底下一道口子寸许长,却肉红狰狞,瞧着怪吓人。
嘉菉眼尾扫了一眼,意外道:“你这手怎么伤的?”
不是轻易划伤的细口子,皮肉都翻开了,应该是被尖锐硬物给狠狠挫伤的。
田酒动作顿了下,冷不丁抬目看他,杏子似的眼乌黑水亮,像是在山涧饮水时被人打搅的小动物,抬头看人。
嘉菉愣了下,田酒不做声,就这么看着他,大黄的黑豆豆眼也看着他。
他福至心灵:“是昨天晚上被我……”
田酒没答话,移开了眼。
她手上的伤被柴火蹭上了灰,她起身走到水缸旁,弯腰捞起水瓢冲了冲手。
见水缸里没什么水,田酒顺手把系着麻绳的木桶扔进水井,左右荡一荡麻绳,木桶往下沉,装满井水,她正要摇把手提起木桶。
“我来。
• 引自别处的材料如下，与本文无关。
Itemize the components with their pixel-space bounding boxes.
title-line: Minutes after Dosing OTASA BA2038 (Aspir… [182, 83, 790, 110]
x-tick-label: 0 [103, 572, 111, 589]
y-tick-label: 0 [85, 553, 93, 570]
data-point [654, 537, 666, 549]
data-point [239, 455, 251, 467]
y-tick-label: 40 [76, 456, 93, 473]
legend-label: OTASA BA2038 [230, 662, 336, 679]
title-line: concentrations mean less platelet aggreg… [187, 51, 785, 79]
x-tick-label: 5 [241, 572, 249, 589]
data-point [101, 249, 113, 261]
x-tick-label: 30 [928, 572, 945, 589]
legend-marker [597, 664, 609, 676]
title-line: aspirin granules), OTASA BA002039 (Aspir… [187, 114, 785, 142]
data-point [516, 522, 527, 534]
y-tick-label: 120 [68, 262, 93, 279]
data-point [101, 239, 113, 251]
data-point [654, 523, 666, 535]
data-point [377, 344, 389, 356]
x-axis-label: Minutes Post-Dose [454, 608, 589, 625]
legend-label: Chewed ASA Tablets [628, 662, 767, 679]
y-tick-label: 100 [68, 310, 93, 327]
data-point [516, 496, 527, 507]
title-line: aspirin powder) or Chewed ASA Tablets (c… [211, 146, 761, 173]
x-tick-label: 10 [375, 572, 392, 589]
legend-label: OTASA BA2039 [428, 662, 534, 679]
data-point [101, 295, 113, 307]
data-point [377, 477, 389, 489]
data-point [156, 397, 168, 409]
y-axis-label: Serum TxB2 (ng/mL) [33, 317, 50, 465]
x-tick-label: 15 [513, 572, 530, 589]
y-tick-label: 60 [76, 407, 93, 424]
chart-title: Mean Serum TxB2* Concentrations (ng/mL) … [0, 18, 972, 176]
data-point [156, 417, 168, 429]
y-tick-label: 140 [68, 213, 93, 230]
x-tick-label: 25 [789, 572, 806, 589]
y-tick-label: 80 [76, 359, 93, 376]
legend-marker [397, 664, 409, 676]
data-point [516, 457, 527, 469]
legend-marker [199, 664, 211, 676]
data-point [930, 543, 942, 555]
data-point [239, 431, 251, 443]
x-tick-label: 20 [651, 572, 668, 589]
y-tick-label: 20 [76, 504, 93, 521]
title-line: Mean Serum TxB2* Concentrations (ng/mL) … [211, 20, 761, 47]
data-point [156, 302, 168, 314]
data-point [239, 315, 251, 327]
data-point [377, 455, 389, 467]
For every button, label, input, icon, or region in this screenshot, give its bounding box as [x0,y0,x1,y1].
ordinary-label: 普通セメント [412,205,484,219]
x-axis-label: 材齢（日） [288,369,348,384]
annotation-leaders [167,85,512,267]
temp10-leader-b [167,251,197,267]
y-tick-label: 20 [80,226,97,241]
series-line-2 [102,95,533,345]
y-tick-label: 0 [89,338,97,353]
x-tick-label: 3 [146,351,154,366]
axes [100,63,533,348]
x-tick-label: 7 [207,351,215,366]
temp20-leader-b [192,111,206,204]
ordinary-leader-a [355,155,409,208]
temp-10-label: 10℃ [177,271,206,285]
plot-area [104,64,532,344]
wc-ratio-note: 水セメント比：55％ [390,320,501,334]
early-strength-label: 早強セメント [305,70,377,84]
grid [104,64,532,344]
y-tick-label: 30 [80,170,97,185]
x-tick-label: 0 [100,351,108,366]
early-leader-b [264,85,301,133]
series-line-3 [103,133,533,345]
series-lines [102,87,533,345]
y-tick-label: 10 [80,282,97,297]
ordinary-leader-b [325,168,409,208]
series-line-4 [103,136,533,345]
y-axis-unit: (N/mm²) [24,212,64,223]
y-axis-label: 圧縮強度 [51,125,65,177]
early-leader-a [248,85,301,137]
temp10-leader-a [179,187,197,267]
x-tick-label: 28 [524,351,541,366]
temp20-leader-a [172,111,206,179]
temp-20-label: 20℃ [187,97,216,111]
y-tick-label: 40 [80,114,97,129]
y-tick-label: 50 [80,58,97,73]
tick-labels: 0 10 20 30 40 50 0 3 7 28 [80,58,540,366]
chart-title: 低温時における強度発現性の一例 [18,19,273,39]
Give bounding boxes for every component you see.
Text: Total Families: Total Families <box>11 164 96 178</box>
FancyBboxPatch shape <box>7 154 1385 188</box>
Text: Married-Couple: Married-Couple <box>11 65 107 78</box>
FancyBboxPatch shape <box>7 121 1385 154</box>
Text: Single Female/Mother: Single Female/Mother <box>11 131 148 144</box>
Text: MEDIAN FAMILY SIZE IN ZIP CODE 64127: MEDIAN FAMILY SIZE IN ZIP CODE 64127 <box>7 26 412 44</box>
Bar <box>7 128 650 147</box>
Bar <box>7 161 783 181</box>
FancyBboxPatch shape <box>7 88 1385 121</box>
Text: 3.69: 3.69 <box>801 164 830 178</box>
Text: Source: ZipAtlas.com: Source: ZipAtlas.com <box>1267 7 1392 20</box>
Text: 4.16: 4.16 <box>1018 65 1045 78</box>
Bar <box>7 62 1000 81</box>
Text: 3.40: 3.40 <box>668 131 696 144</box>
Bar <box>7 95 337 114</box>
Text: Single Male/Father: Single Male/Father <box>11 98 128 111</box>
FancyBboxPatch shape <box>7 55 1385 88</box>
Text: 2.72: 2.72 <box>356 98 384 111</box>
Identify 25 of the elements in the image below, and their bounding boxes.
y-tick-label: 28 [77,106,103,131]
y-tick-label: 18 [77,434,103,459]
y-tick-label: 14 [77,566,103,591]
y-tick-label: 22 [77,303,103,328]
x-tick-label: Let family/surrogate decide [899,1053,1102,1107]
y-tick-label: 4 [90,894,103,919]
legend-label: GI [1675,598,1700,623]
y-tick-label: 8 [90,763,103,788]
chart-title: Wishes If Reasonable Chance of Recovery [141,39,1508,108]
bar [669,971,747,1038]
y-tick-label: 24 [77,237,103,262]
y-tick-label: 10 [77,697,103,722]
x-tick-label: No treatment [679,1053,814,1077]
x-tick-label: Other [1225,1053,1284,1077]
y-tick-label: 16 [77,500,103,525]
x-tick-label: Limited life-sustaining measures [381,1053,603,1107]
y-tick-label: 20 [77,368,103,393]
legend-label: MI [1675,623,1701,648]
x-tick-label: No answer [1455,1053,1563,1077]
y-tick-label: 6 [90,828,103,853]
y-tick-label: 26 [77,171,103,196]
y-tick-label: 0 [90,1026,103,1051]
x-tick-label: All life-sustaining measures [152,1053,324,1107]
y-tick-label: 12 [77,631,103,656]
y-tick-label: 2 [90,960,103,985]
”
嘉菉不知什么时候走到她身边,说话时也没看田酒,宽阔肩膀一挤,就把她挤到一边。
他轻轻松松摇起一桶水,拎起来快步走进灶房,井水哗啦啦倒进水缸,声响清脆,他连着跑了几趟,很快填满了大水缸。
但人脸不红气不喘,中间也没歇过。
田酒看他的眼神终于多了点变化,心头满意,二十文没白花。
水缸满了,嘉菉又摇起半桶水,洗了把脸,被冰得龇牙咧嘴。
“这水真凉。”
田酒被他的模样逗笑,眉眼弯弯:“井水冬暖夏凉,等天热给你冰瓜吃。”
冰凉过后,神清气爽,嘉菉便也笑了,随手擦了擦脸:“好啊。”
淘米烧水做饭,烟熏火燎,嘉菉第一回拿锅铲,干得手忙脚乱。但田酒火烧得好,饭菜都没烧糊,就是煮得烂糊了点。